I'm reading this proof of Brouwer fixed point theorem using connectedness of the interval $[a...b]$. I'm trying to understand why $U$ and $V$ are open in $[a...b]$.
There are several definitions/criteria, but I'm not sure which ones apply, and which ones do not:
$\bullet$ $U \subset [...]$ is open if for all $x \in U$, there's an open interval containing $x$ which is contained in U.
$\bullet$ $[...]$ is a subset of the reals and we require $U$ to be the intersection of $[a...b]$ and an open set in $\mathbb{R}$?
$\bullet$ Since $f$ is continuous, we want to show that the image of $U$ is open in the co-domain $[a...b]$.
Please give some comments.
Edit: there's a second proof, as in the second paragraph of this pic below.
I ran into a somewhat similar problem where I can't ascertain why the sets $U = \{x \in I | f(x) < x \}$ and $V = \{x \in I | f(x) > x \}$ are open in $I$. I can see that if we choose the topology on the co-domain to be $\{ \{0,1\},\{0\}, \{1\}, \emptyset \}$ then the analysis goes through (using the definition of continuous function as "the pre-images of open sets are open").
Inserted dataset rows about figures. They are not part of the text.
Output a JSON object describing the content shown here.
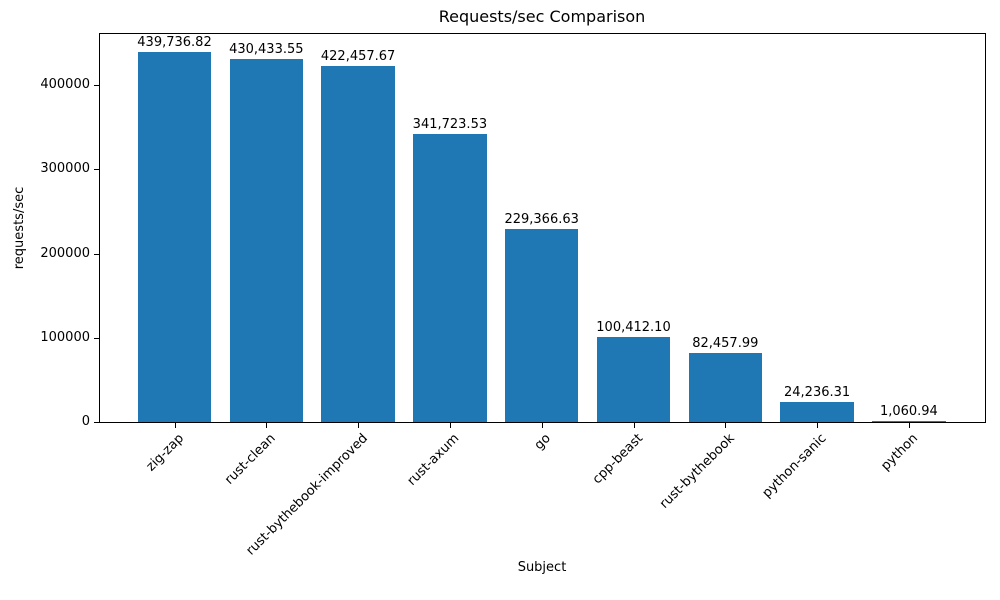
{
  "chart_data": {
    "type": "bar",
    "title": "Requests/sec Comparison",
    "xlabel": "Subject",
    "ylabel": "requests/sec",
    "categories": [
      "zig-zap",
      "rust-clean",
      "rust-bythebook-improved",
      "rust-axum",
      "go",
      "cpp-beast",
      "rust-bythebook",
      "python-sanic",
      "python"
    ],
    "values": [
      439736.82,
      430433.55,
      422457.67,
      341723.53,
      229366.63,
      100412.1,
      82457.99,
      24236.31,
      1060.94
    ],
    "value_labels": [
      "439,736.82",
      "430,433.55",
      "422,457.67",
      "341,723.53",
      "229,366.63",
      "100,412.10",
      "82,457.99",
      "24,236.31",
      "1,060.94"
    ],
    "yticks": [
      0,
      100000,
      200000,
      300000,
      400000
    ],
    "ytick_labels": [
      "0",
      "100000",
      "200000",
      "300000",
      "400000"
    ],
    "ylim": [
      0,
      461724
    ],
    "bar_color": "#1f77b4",
    "background_color": "#ffffff",
    "text_color": "#000000",
    "grid": false,
    "legend": "none",
    "x_tick_rotation_deg": 45
  }
}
But why this particular topology? What indications is there that this topology is chosen?
Consider the function $h:[0,1]\to[-1,1]$ defined by $h(x)=f(x)-x$. Since $f$ and the identity function are continuous, so is $g$. Note that $U=h^{-1}((-\infty,0)\cap[-1,1])$ and $V=h^{-1}((0,\infty)\cap[-1,1])$. Now open intervals are open in the usual topology of $\mathbb R$ and hence $(0,\infty)\cap[-1,1]$ and $(-\infty,0)\cap[-1,1]$ are open in the subspace topolgy of $[-1,1]$. As $h$ is continuous, the preimage of an open set is open. Thus, $U$ and $V$ are open in $[0,1]$.
Now, in the second proof, $g$ is a function from $I$ to $\{0,1\}$. Here, $\{0,1\}$ is equipped with the discrete topology. A topological space $X$ is connected iff all continuous functions from $X$ to $\{0,1\}$ are constant, where $\{0,1\}$ is the two-point space endowed with the discrete topology(1).